Q: If we hold assets in joint tenancy, will everything get tied up if one of us is incapacitated? We were told that this was a major reason to spend $2600 on a living trust.

A: In Colorado since each joint tenant is deemed an undivided owner of the asset, one joint tenant will be able to control and deal with his or her half of an asset even if the other co-owner is incapacitated. With assets such as stocks or CD's, normally there is little problem in accessing half of the asset. For assets such as a house, even though the legal theory is still valid, it is hard to effectively deal with real property without being able to convey the entire title. For assets such as checking accounts, the entire amount is available to anyone on the account. The easy answer to this theoretical problem and to 100% control by either joint tenant is just do a simple, inexpensive power of attorney. Even with a living trust, you should still have a power of attorney anyway.

Q: We read that assets held in joint tenancy would be disqualified for the federal estate tax exemption of $625,000.

A: Having property in joint tenancy will not disqualify the asset from tax sheltering under the uniform credit. In fact, assuming two people on a title, the deceased's estate would only have his or her half of the value included in his or her taxable estate and that one-half would be protected from taxation like any other asset up to $625,000 (in 1998). I have no idea why anyone would write such a statement.

Q: If I purchase additional life insurance, are irrevocable trusts always necessary to keep my estate from being inflated for estate tax purposes?

A: Life insurance has the potential of inflating one's taxable estate but usually this is a moot problem if the surviving spouse is the recipient of the proceeds, since anything going to the surviving spouse passes tax free and is not subject to the $625,000 limit. If the spouse dies first, then the survivor, whose life is insured, will have the ability to make adjustments, which would not be the case if the asset were locked into an irrevocable trust.

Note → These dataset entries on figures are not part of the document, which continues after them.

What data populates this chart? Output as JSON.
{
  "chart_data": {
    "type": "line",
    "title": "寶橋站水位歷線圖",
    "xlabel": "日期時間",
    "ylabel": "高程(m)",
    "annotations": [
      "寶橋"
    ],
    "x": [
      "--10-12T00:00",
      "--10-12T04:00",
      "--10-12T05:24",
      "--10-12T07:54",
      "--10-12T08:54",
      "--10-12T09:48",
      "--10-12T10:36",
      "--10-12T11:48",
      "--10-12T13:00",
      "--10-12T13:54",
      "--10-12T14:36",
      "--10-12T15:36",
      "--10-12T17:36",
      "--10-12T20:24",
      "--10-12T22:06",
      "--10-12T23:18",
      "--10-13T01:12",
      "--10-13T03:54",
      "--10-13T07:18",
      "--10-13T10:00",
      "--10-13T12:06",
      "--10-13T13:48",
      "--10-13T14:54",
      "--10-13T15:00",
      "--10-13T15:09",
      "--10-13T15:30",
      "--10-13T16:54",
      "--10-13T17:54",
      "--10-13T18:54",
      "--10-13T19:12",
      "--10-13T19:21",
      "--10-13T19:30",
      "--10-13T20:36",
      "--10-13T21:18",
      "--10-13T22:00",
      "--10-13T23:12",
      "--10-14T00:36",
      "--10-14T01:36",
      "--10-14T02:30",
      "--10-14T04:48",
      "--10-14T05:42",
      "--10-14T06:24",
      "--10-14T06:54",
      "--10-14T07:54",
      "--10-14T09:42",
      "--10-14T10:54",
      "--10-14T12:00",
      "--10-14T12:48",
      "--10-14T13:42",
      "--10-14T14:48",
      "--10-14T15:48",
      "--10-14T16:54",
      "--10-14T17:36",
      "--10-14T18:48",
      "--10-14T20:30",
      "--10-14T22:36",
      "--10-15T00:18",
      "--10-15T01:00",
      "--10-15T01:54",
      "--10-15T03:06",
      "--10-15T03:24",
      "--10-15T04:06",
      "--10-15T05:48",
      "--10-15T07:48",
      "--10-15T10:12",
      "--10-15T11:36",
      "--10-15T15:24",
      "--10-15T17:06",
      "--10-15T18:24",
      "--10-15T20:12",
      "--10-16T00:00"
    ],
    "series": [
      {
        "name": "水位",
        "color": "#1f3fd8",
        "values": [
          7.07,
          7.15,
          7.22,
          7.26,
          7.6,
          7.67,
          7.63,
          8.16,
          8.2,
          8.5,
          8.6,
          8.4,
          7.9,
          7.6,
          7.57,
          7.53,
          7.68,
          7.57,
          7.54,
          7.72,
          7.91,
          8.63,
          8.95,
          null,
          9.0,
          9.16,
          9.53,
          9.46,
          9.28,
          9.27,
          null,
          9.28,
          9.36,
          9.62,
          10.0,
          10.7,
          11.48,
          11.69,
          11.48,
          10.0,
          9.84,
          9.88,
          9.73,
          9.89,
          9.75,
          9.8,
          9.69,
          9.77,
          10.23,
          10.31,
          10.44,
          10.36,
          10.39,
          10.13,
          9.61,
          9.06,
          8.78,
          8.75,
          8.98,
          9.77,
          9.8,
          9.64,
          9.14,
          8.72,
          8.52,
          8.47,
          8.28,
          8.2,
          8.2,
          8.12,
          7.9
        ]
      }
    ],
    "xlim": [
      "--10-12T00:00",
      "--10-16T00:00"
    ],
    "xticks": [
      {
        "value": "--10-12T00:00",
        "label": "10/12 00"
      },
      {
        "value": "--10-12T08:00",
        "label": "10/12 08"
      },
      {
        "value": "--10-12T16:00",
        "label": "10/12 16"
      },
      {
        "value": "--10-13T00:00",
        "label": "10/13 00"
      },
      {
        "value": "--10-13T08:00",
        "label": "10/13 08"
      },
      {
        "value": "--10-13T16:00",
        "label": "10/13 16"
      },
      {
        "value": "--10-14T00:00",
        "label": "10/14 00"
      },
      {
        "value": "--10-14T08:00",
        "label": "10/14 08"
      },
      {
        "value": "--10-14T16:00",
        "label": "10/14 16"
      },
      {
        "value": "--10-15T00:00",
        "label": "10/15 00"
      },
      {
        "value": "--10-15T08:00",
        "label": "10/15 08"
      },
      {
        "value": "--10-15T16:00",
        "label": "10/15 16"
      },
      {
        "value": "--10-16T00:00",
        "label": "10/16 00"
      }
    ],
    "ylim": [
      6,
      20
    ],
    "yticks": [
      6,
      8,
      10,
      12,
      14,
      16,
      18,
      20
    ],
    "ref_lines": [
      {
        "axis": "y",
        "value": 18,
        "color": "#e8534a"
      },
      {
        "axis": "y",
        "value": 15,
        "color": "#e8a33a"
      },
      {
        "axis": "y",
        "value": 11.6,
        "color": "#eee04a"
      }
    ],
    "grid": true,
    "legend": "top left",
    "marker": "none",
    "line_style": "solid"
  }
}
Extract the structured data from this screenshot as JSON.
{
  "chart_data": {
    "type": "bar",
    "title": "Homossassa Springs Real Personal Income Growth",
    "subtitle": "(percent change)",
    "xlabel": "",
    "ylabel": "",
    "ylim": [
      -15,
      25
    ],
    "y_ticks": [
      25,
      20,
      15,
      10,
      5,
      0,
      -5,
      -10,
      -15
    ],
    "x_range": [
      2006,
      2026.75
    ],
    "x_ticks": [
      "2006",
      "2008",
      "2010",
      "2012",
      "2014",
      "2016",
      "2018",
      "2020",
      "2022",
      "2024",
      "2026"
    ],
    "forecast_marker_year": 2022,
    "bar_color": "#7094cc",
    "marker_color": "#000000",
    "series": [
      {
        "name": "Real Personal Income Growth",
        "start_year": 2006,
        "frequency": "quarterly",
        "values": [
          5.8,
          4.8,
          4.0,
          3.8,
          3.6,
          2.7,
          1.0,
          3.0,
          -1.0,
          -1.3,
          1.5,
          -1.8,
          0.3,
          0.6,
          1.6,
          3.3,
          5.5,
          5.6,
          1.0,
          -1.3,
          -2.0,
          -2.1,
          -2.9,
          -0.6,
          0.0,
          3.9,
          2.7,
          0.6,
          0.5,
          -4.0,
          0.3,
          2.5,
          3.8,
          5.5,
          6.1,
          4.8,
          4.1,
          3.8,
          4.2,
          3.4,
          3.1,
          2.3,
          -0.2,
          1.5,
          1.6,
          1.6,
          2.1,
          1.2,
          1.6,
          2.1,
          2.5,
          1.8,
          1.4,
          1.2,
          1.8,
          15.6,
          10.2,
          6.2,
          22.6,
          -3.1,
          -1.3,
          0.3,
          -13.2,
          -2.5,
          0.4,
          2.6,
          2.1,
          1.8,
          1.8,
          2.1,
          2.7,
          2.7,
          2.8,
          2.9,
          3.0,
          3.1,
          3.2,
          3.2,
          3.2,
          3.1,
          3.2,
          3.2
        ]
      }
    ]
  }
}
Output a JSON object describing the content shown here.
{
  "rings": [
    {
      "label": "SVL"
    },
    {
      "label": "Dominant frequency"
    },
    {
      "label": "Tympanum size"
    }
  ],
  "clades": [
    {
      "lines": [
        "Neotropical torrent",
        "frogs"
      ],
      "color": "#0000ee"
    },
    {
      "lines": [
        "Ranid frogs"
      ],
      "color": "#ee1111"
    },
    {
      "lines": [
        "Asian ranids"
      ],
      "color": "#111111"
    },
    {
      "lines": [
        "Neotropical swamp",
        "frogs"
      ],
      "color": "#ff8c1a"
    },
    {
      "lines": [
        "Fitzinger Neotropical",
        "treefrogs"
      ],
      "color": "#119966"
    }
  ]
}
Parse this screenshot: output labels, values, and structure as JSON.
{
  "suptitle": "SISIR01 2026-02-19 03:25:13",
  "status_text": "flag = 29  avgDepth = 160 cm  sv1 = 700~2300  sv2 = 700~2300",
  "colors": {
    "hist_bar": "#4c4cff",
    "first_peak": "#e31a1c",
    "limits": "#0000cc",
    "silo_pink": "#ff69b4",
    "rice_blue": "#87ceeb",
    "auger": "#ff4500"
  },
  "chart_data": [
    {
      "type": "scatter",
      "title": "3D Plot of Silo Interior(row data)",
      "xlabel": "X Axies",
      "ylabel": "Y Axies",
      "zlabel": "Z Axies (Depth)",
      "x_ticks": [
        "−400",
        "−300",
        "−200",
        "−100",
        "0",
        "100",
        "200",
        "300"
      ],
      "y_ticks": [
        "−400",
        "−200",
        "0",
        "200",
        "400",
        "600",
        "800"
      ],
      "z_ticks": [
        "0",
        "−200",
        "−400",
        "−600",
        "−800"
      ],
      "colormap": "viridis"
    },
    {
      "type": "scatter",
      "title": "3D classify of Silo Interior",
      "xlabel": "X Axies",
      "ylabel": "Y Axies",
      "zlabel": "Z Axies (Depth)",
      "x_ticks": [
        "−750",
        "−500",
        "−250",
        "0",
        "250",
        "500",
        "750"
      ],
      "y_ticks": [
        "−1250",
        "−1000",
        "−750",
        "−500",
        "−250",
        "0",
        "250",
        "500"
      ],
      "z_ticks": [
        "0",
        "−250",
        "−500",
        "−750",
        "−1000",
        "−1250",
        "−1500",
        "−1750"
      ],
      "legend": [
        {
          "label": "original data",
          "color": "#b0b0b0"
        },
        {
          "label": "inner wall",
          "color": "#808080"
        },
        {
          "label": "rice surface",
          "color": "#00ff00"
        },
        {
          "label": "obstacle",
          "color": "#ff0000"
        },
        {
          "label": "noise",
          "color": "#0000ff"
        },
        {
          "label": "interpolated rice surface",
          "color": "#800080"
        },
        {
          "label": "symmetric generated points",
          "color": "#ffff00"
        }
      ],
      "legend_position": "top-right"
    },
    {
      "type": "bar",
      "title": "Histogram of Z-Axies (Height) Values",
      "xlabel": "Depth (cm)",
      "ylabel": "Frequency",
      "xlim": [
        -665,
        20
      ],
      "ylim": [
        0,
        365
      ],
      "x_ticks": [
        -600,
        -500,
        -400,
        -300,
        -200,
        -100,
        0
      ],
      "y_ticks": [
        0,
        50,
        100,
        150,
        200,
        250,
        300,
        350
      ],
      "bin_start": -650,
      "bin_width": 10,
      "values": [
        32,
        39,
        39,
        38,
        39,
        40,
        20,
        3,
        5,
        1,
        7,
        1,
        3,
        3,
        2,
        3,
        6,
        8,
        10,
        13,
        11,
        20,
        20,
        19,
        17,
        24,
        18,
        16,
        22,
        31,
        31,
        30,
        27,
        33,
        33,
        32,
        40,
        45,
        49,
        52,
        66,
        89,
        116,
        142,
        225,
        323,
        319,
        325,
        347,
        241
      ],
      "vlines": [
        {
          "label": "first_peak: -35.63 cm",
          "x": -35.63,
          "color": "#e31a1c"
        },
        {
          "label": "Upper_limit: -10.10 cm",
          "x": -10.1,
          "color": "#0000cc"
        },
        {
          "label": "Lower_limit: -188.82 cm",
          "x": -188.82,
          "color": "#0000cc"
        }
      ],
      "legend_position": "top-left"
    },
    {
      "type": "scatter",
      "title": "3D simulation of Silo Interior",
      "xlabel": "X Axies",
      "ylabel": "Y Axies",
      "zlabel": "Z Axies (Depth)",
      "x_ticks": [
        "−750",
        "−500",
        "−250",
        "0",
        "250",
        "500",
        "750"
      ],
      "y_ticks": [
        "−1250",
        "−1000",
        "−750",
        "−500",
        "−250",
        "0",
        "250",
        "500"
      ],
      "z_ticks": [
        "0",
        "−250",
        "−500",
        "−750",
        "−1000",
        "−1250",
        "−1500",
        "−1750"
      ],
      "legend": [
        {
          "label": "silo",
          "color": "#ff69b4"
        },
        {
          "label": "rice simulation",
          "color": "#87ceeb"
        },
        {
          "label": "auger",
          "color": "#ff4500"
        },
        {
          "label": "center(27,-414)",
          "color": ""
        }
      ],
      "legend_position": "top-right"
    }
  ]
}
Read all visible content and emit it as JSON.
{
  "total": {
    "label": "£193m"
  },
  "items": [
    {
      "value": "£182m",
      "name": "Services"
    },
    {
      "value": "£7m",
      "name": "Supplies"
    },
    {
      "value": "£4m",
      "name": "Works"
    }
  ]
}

Also remember that in about 6 years, a couple with tax Wills can pass up to $2,000,000 tax free without doing any other planning besides having the tax Wills.

Q: What do you think about a statement in a book I am reading that any attorney recommending that life insurance be paid to the estate as opposed to a third party has committed gross malpractice?

A: In Colorado many times insurance proceeds are payable to the Estate and this technique is not remotely considered malpractice. With unsupervised administration and with lawyers and personal representatives barred from charging a percentage, an extra $100,000 or $500,000 or $1,000,000 will have little effect on the cost or difficulty of settling an estate. Yet the Will can have these assets to fulfill bequests, including the funding of the tax by pass trusts (or "B" trusts).

The Colorado public is often subjected to these kinds of outrageous remarks. But congratulations on having the wisdom to seek a second opinion instead of just accepting what you see or read.